This—the 2Ls posting here are wildly ignorant. Forum is definitely missing the old guard's institutional knowledge.Skool wrote:TLS is basically a place where all institutional knowledge about the Profession is gone. Such a weird thing to say.Anonymous User wrote: • we elevate partners exclusively from within [THIS IS HUGE. Shitty firms hire lateral partners, good firms promote from within. This can be measured and it's a shame none of the garbage firm rankings do this.]
• and we compensate partners in a lockstep system throughout their careers. [Again, HUGE. Lockstep is a real thing and it affects how people interact with each other]

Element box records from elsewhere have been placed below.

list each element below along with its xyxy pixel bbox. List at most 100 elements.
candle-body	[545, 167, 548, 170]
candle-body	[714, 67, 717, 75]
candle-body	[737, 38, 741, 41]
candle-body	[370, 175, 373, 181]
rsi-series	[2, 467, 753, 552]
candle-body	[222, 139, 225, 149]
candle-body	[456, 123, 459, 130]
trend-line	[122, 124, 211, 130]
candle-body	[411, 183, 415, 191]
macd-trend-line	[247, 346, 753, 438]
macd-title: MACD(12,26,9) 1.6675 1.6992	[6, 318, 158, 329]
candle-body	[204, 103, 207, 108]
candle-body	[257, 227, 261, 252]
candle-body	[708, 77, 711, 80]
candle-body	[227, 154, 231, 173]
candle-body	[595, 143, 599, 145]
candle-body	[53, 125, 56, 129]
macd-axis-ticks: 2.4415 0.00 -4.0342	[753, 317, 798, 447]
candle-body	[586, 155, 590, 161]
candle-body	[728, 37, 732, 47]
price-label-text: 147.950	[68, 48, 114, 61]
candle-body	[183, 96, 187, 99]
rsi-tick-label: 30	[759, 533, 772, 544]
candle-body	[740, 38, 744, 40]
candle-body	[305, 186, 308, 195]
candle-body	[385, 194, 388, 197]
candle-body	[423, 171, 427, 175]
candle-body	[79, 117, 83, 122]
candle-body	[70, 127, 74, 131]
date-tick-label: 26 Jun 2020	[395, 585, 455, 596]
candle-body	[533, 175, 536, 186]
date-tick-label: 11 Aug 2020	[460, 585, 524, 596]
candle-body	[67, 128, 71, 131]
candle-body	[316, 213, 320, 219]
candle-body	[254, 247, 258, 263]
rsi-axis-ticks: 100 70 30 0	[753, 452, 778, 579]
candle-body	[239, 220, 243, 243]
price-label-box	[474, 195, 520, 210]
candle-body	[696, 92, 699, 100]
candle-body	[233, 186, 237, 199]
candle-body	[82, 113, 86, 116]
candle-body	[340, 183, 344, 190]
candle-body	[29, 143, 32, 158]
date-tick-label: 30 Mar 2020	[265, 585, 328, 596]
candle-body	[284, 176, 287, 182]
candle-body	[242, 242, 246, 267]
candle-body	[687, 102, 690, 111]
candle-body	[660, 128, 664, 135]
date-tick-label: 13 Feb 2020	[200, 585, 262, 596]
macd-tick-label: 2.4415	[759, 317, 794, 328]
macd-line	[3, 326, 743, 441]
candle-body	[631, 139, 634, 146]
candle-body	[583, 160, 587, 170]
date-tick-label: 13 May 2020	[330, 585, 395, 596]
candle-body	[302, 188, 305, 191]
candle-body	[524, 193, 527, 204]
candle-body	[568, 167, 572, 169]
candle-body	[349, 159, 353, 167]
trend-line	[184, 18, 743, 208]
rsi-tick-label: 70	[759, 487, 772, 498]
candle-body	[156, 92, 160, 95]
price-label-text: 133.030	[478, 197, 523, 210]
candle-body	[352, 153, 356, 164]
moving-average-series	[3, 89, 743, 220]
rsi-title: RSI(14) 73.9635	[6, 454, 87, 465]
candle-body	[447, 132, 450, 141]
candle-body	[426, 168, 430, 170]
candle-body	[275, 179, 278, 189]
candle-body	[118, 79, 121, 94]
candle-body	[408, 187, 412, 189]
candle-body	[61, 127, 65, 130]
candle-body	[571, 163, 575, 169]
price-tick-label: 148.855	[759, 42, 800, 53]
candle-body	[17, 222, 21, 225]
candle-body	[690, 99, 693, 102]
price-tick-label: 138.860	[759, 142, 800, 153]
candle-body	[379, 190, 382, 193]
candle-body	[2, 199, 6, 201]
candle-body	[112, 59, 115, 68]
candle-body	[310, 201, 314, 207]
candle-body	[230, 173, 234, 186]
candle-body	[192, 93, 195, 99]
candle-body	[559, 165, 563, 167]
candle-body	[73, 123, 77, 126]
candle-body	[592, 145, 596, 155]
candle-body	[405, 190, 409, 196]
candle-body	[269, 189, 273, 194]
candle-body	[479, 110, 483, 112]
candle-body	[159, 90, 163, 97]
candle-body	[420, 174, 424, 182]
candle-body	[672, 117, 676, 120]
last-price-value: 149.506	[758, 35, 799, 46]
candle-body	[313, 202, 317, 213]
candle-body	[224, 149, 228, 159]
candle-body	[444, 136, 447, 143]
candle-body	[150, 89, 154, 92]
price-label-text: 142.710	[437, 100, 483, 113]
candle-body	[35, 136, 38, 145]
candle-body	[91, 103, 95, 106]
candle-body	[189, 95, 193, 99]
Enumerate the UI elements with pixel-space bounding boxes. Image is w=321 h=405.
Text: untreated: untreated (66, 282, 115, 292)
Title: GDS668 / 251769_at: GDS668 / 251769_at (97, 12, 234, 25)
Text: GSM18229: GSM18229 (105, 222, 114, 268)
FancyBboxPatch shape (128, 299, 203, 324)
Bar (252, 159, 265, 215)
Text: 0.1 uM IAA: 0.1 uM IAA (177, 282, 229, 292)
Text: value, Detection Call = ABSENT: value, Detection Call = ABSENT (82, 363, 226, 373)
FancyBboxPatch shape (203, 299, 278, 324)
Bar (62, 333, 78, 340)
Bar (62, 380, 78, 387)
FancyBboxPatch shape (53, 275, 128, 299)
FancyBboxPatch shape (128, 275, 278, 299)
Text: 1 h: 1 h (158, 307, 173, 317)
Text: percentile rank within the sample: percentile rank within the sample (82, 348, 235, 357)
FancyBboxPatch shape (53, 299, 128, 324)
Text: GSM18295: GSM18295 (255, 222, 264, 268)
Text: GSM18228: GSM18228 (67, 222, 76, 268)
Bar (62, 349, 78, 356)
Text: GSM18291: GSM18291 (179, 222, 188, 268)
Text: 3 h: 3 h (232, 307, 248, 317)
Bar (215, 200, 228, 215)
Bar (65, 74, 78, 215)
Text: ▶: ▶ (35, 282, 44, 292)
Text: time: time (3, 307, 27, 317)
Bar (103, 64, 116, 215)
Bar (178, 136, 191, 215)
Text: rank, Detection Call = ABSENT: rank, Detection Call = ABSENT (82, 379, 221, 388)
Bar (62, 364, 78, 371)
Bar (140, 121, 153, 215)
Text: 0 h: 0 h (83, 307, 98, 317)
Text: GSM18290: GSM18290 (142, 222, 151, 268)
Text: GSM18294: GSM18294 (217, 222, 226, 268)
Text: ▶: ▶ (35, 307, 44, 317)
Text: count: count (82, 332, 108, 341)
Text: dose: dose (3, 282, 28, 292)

OP—once you're cured of the Cravath kool-aid, if ever, I think you'll find culture is a real thing at all firms. At some firms it's stronger and more idiosyncratic than others (e.g., lit boutiques often have very particular cultures because they're small, highly influenced by founders/early partners, and they are selective in hiring not just for credentials but for fit; generic Amlaw 200 firms, less so, because they're big, less selective, etc.). Self-consciousness of a firm's culture can also vary. Cravath is pretty self-conscious about its culture, other firms are less so.
Culture at all firms is influenced and reflected in concrete things like partner comp model (lockstep, blackbox, eat-what-you-kill) and firm governance, and things like work assignment systems for associates (free market, locked into practice group, etc). But there's also an intangible side which is more about personality and messaging (e.g., "we're a social firm," and in turn more social people end up working there). It's true that pretty much everybody says they're "collegial" these days, which I think is often code for "we're not bruising or filled with screamers." That said, I wouldn't write off the idea that some firms are more collegial in the sense of being less formally hierarchical or in how partners communicate to associates.